Hz. Muhammed (sav) Veda Hutbesinde şöyle buyurur:
Ey insanlar!
Rabbiniz birdir, babanız da birdir. Hepiniz Ȃdem›in çocuklarısınız. Ȃdem ise topraktandır. Arap’ın Arap olmayana, Arap olmayanın Arap’a üstünlüğü olmadığı gibi, sarı ırkın siyah ırka, siyah ırkın sarı ırka üstünlüğü yoktur. Üstünlük ancak takvada, Allah’tan korkmadadır. Allah yanında en kıymetliniz ondan en çok korkanızdır.”
TATİLLER KISALTILMALI
PISA, TIMMS gibi uluslararası sınavlarda öğrencilerimiz dünya ile yarışıyor.
Prof. Ziya Selçuk’un bir konferansında da ifade ettiği gibi yılda Japon öğrenci 240, Alman 220, bizim çocuklarımız 185 iş günü eğitim görüyor. Japon’un 240 günde öğrendiğini bizim öğrenciler 185 günde nasıl öğrenecek?
Almanya’da en uzun yaz tatili 1.5 ay.
Bizim tatiller tarım toplumuna göre ayarlanmış. Hâlbuki ülke nüfusunun % 92’si şehirlere taşındı. Tarım toplumu % 8.
Eğitimde uzun tatiller beyin gelişimi açısından zararlı. Prof. James James Flynn, beyin ve hafıza kaslarını kol ve ayak kaslarına benzetir. Kullanılan kaslar güçlenir, kullanılmayan zayıflar.

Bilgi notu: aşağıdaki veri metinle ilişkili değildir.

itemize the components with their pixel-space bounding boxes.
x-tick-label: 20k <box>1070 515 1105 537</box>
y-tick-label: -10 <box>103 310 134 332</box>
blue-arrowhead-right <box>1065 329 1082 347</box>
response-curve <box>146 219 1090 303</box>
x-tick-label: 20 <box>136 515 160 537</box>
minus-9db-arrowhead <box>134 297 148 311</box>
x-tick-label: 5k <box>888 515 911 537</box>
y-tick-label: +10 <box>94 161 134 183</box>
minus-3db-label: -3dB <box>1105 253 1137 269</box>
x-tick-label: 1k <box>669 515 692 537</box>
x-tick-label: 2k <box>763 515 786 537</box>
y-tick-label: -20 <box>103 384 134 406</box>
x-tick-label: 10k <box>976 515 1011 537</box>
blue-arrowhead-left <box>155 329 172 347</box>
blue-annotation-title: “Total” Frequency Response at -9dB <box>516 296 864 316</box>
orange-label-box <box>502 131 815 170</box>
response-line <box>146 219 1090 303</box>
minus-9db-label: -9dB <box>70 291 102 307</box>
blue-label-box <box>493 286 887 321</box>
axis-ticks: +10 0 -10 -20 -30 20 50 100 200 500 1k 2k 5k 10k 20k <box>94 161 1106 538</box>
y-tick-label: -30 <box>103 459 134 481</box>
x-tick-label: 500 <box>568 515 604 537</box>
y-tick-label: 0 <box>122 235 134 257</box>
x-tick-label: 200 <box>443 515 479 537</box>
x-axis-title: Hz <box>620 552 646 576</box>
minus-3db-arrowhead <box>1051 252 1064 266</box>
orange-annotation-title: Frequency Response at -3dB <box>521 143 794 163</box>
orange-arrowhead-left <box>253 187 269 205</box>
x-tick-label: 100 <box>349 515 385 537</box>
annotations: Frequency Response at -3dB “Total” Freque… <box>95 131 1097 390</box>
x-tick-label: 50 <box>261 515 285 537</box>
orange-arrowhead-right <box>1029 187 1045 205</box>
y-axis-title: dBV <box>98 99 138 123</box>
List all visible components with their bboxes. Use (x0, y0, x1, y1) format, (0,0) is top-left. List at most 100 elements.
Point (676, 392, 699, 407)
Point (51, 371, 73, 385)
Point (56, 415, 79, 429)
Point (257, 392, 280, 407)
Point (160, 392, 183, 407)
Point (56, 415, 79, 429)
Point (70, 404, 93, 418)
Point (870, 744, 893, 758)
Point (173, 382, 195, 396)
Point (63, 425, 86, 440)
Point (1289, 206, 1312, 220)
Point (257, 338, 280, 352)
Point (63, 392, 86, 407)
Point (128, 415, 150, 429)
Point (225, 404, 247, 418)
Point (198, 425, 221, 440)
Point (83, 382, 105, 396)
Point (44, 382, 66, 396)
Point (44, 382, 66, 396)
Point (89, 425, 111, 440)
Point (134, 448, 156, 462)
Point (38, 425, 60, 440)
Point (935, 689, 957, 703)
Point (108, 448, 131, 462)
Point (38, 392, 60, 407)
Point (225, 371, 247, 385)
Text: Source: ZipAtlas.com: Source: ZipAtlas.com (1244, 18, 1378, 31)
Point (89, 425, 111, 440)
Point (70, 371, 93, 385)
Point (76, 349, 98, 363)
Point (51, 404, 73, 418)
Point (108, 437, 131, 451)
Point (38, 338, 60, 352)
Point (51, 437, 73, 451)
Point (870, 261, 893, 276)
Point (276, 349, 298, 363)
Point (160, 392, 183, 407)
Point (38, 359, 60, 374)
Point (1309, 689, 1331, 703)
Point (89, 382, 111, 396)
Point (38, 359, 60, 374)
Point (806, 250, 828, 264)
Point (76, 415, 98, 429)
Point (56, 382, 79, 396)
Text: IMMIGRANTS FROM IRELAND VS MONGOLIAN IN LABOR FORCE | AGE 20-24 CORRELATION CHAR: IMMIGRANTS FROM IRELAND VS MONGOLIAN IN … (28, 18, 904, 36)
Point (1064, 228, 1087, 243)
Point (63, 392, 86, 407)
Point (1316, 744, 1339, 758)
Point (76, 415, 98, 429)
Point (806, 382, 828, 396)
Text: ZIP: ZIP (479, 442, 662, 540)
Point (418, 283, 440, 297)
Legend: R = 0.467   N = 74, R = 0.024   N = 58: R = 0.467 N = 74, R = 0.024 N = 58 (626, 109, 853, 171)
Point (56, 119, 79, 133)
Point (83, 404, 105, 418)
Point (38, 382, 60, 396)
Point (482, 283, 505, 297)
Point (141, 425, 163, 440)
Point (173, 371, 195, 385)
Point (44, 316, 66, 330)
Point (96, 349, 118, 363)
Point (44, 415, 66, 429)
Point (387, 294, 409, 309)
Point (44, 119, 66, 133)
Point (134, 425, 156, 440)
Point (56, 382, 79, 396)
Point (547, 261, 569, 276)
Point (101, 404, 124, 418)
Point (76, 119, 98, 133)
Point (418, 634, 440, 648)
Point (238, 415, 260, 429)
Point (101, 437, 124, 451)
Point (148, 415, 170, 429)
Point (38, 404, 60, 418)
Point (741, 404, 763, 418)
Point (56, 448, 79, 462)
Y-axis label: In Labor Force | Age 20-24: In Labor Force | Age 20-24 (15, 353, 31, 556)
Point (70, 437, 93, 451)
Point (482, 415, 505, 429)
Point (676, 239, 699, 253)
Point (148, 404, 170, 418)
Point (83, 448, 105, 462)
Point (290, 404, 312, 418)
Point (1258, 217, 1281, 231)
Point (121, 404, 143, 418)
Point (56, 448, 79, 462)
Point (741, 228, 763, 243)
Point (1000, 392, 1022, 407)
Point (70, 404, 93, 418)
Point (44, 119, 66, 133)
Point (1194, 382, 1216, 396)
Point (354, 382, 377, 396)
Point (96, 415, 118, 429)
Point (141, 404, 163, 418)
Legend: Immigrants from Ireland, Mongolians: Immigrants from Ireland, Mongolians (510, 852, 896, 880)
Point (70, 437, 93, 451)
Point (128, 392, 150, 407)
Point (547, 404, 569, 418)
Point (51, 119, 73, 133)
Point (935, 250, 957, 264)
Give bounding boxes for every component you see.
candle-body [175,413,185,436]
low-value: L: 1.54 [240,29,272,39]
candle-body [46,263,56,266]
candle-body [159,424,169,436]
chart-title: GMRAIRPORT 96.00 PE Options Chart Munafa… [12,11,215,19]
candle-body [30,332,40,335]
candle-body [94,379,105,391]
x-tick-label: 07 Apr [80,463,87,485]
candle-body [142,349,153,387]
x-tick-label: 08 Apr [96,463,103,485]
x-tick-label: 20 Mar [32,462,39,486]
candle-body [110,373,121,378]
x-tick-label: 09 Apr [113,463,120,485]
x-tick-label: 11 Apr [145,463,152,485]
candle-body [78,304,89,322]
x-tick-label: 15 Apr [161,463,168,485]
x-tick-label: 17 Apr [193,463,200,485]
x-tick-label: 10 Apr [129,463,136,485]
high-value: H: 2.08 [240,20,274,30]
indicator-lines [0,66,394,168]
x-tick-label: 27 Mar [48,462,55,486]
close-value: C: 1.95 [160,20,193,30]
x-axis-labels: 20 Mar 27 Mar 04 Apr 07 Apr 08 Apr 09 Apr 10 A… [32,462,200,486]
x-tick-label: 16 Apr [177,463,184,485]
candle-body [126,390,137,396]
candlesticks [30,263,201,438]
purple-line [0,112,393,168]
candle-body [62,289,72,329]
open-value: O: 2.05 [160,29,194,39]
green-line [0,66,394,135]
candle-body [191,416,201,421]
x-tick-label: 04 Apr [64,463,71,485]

Üç ay boyunca beyin ve hafıza kaslarının nadasa bırakılması zekâ gelişimi açısından verimsizdir.
Bu sebeple yaz tatili kısaltılmalı, ara tatiller uzatılabilir.
KARMA EĞİTİM
Karma eğitimin verimsizliğe yol açtığı, farklı yeteneklerdeki öğrencileri karma sınıflarda yarıştırdığı artık bilimsel bir gerçek. Bu sebeple Almanya’da yönetmelikler değişti. İsteyen çocuğuna ayrı eğitim aldırabiliyor. Amerika’da kız okulları öğrenci akınına uğradı. Batı’daki karma eğitim tartışmalarını “Yüz Yılın Pedagojik Yanlışı Karma Eğitim” isimli bir kitapta topladım, ilgi duyan okumalı.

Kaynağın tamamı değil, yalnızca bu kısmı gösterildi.